R.S. Funny thing about the Broadway thing, when it finally happened it came out of the blue. Hello, Dolly! was my first B'way show. The show was a week from starting rehearsals and had been cast for four months. I hadn't originally auditioned because I had put my foot down and decided to wait for a B'way gig. About that same time Chris Chadman offered me the National Company of Guys & Dolls, but I had to turn it down, holding out for B'way. (Not doing the show was a regret, but he was great about it, by the way ... .) One of the guys set to do Hello, Dolly! got a B'way show and decided to stay in NYC. So an audition was held. It was the day I got my last unemployment check I was going to get on that claim, so I opened the paper, saw the audition and went.
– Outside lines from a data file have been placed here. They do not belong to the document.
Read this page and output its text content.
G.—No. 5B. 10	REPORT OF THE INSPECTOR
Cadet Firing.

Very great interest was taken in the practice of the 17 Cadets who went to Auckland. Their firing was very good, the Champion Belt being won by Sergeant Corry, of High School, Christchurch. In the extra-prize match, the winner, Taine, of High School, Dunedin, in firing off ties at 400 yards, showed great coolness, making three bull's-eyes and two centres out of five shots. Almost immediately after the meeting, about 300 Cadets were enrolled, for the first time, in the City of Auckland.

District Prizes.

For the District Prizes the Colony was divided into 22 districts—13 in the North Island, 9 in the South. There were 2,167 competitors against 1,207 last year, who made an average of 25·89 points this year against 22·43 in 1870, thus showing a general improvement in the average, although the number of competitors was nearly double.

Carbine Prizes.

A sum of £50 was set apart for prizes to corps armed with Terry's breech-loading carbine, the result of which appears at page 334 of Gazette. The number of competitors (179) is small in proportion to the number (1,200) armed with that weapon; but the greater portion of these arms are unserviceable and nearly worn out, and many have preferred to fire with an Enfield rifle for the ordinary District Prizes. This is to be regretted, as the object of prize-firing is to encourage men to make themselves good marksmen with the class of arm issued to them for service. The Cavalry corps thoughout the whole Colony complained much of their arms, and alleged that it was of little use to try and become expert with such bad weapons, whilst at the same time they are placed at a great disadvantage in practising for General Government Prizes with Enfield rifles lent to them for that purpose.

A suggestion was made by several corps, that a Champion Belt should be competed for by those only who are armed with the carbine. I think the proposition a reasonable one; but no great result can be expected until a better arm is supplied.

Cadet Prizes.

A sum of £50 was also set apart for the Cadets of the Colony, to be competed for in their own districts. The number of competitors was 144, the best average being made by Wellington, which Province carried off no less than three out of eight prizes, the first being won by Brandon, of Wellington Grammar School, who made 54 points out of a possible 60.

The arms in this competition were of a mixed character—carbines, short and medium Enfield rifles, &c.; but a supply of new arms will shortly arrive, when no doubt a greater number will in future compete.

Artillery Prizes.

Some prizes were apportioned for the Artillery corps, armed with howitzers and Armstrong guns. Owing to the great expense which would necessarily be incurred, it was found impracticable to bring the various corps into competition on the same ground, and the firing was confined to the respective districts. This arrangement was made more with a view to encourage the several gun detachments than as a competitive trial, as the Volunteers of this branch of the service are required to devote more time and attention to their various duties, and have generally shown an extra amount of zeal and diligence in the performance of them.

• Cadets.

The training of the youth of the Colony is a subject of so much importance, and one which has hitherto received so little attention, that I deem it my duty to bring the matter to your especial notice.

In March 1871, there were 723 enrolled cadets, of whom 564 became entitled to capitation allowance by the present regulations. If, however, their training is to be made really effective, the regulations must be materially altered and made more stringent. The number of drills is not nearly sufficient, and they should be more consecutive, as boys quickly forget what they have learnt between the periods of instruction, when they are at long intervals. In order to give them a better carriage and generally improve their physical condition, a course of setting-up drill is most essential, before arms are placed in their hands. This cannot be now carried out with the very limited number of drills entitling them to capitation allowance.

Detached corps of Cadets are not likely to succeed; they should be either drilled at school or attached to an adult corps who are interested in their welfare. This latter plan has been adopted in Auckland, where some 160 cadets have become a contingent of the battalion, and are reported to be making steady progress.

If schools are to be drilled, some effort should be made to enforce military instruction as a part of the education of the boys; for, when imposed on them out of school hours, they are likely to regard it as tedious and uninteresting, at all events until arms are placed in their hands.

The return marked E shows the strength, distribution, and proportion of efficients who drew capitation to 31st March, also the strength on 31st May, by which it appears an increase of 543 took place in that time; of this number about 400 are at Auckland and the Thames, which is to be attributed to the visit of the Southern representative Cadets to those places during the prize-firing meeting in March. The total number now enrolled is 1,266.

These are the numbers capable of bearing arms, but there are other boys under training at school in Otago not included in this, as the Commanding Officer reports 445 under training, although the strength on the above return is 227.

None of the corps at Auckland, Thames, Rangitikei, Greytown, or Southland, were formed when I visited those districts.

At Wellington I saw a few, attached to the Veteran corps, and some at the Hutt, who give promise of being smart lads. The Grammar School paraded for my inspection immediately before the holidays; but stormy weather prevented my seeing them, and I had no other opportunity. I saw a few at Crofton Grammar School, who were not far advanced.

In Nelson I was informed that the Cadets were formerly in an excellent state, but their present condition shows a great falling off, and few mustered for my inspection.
130 guys showed up, and after dancing for an hour, I found out they needed one guy who needed to be 6 foot tall. Well, I'm 5'7", not even close, but you figure you stay and maybe get on file for a future replacement. They cut to about 12 guys, then we all sang and went home. I was at home, contemplating my return to the table waiting scene when I got the call. 6 foot tall or not, I got the job
It was a great job and I can't say enough about working not only with Carol Channing in her Tony Award-winning role, but also with Lee Roy Reams (our director, and a terrific talent) and the great Jerry Herman. It was a tremendous experience all the way to Broadway and I wish everyone could have an opening night on Broadway like we did. When Carol made her first entrance, the whole theater leaped to it's feet. No lie. And when she came down those stairs for the title number, we cried, the audience screamed and cried, and she was everything a legend could be.
V.J. Oh yeah. I saw it and was standing too. It was an unforgettable moment to see Carol at the top of that staircase. In the audience we were in an absolute state of frenzy. I mean, we were just reliving theatrical history. It was amazing.
R.S. The New York Times said "Celebrate her." After Broadway, I was asked by Lee Roy, Jerry and Carol to stage the choreography for the post-Broadway tour, working hand in hand with them. The job was a gift, and a ball.